As I already said, I’m a big time romantic so it’s only in my nature to move through my life that way. Telling a romantic to stop romanticizing is like telling Binx to stop going to the movies– impossible. I understand what she meant, but it’s always easier to look into someone else’s life and tell them how to fix their problems when you’re not experiencing them yourself. Just as I think separating his appreciation of cinema from his understanding of the reality of his world would do Binx some good, that’s not necessarily a easy or a feasible task and I think that’s worth noting while reading The Moviegoer. Although not my favorite read on the trip thus far, I have a great appreciation for what Walker Percy is saying through the vessel of his character, and if anything it has only made me more self-aware as to how I operate in my daily life.
Throughout this trip so far, I've noted that there is nowhere for my romantic to hide hence the reason why it's so hard to pretend to be anything else. Anywhere else, I can at least pretend to be a cynic, but in New Orleans everything is beautiful.
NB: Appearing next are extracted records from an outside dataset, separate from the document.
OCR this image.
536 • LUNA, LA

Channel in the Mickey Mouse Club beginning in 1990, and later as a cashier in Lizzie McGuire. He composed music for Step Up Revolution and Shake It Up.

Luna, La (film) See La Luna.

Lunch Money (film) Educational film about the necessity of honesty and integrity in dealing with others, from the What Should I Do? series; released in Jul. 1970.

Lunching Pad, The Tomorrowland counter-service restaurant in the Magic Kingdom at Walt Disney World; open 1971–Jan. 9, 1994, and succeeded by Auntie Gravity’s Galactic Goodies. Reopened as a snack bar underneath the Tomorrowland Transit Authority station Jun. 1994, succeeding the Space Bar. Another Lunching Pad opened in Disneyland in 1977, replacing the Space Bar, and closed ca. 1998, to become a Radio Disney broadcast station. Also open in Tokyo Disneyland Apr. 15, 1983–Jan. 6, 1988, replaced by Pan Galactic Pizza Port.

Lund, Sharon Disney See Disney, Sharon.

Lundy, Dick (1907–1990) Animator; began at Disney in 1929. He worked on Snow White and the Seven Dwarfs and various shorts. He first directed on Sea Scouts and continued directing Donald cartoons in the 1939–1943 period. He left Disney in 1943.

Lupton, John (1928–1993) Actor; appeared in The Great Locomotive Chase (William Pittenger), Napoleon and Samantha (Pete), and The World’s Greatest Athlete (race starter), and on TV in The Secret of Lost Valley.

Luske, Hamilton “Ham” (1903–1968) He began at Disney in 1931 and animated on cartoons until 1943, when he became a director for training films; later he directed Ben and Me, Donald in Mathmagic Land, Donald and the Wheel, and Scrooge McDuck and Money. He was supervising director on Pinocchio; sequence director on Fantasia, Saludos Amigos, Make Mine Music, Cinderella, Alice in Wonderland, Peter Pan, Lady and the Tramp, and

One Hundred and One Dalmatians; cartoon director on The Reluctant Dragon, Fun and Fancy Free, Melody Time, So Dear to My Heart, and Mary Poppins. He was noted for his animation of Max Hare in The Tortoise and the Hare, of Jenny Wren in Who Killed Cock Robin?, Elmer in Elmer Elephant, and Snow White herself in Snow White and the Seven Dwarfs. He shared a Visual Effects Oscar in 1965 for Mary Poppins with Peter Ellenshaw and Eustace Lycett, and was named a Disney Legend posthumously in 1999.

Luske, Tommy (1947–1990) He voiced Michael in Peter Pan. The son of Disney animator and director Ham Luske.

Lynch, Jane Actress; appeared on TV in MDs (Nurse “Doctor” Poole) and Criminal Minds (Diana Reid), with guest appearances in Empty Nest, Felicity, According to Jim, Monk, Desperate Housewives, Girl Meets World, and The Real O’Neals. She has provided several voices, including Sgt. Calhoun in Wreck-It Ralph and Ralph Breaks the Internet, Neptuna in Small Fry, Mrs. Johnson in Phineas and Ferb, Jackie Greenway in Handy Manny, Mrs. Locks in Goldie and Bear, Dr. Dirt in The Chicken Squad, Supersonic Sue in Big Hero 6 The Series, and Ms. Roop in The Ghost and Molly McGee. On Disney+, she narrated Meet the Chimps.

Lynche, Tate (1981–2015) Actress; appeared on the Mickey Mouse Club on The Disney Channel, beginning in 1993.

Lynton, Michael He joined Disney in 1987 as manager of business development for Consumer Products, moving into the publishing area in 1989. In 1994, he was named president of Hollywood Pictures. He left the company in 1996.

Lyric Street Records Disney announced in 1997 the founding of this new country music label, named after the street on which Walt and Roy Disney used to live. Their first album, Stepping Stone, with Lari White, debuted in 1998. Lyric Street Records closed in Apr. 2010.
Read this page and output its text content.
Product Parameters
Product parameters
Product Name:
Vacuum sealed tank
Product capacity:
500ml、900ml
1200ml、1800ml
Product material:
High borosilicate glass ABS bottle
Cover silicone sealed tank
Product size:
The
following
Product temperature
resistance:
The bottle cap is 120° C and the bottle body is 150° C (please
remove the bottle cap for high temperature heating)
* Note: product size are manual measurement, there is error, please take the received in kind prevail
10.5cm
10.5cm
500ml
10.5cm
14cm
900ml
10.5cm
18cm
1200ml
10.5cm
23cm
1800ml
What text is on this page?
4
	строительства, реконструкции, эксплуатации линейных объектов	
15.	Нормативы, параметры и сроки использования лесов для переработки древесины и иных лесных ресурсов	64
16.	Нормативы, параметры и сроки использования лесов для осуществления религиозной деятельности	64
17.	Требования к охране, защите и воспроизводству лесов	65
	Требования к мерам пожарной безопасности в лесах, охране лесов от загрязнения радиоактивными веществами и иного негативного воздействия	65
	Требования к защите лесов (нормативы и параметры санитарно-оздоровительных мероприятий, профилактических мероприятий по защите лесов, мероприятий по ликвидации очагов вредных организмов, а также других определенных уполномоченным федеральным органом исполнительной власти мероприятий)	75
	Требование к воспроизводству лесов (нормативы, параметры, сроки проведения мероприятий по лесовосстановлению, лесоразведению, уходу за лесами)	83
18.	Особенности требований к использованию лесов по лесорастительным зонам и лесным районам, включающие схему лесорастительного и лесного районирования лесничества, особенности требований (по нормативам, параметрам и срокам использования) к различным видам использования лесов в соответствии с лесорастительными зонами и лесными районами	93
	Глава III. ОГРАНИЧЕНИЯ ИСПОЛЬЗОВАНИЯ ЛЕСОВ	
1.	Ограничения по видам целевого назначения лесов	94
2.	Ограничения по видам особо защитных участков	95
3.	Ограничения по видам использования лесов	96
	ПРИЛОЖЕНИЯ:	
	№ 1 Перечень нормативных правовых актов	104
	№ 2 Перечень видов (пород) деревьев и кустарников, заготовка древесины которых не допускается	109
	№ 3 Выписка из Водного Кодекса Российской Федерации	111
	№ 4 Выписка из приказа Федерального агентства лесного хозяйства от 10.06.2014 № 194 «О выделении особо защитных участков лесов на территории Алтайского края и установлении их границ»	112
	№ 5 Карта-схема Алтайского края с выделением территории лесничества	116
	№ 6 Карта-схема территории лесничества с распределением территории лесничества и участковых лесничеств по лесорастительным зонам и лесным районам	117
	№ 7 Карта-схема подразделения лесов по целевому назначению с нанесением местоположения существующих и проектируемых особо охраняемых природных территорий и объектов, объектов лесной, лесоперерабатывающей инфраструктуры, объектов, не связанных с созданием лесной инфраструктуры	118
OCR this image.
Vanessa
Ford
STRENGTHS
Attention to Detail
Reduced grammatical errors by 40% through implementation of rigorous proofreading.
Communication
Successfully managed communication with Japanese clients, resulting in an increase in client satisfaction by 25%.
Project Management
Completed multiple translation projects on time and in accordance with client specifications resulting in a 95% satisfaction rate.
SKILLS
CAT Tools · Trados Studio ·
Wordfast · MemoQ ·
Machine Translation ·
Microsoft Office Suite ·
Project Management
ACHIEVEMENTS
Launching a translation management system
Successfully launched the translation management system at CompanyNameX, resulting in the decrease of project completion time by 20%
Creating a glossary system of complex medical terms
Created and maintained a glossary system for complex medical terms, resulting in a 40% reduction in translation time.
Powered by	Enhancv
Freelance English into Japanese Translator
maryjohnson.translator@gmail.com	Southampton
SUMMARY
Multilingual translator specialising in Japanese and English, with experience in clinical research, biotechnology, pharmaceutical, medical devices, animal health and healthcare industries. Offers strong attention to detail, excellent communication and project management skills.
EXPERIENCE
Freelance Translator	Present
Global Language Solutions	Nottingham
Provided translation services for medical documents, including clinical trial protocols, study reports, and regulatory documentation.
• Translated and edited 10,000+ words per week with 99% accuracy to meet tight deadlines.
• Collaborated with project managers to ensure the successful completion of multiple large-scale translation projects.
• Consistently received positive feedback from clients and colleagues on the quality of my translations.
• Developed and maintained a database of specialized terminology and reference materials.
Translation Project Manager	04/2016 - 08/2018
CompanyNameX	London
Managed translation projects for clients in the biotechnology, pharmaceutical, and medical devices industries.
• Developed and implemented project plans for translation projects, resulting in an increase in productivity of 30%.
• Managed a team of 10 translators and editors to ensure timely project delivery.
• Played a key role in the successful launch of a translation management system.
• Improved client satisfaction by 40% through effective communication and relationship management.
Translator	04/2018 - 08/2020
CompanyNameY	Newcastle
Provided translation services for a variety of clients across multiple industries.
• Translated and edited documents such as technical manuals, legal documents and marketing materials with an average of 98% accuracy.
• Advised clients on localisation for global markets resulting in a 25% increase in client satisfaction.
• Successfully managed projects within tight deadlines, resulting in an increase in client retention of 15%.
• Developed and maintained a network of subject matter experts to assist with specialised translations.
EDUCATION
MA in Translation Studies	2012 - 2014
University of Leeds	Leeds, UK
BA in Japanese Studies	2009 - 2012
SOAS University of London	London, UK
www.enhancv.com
Even on Bourbon Street when every corner reeks of a frat party gone stale, there's still a rhythm and rhyme to it all that one can't help but give into. I want to take photos of everything and keep them tucked away forever; I want to jar the street scents and never release them; I want to feel everything that this city brings me all at once all the time. It may be platonic– maybe even unrequited– but it's love regardless and here, it's everywhere. The psychic is probably right though... It's in my best interest to let go of the romance. It'll only make it that much harder to peel myself out of here.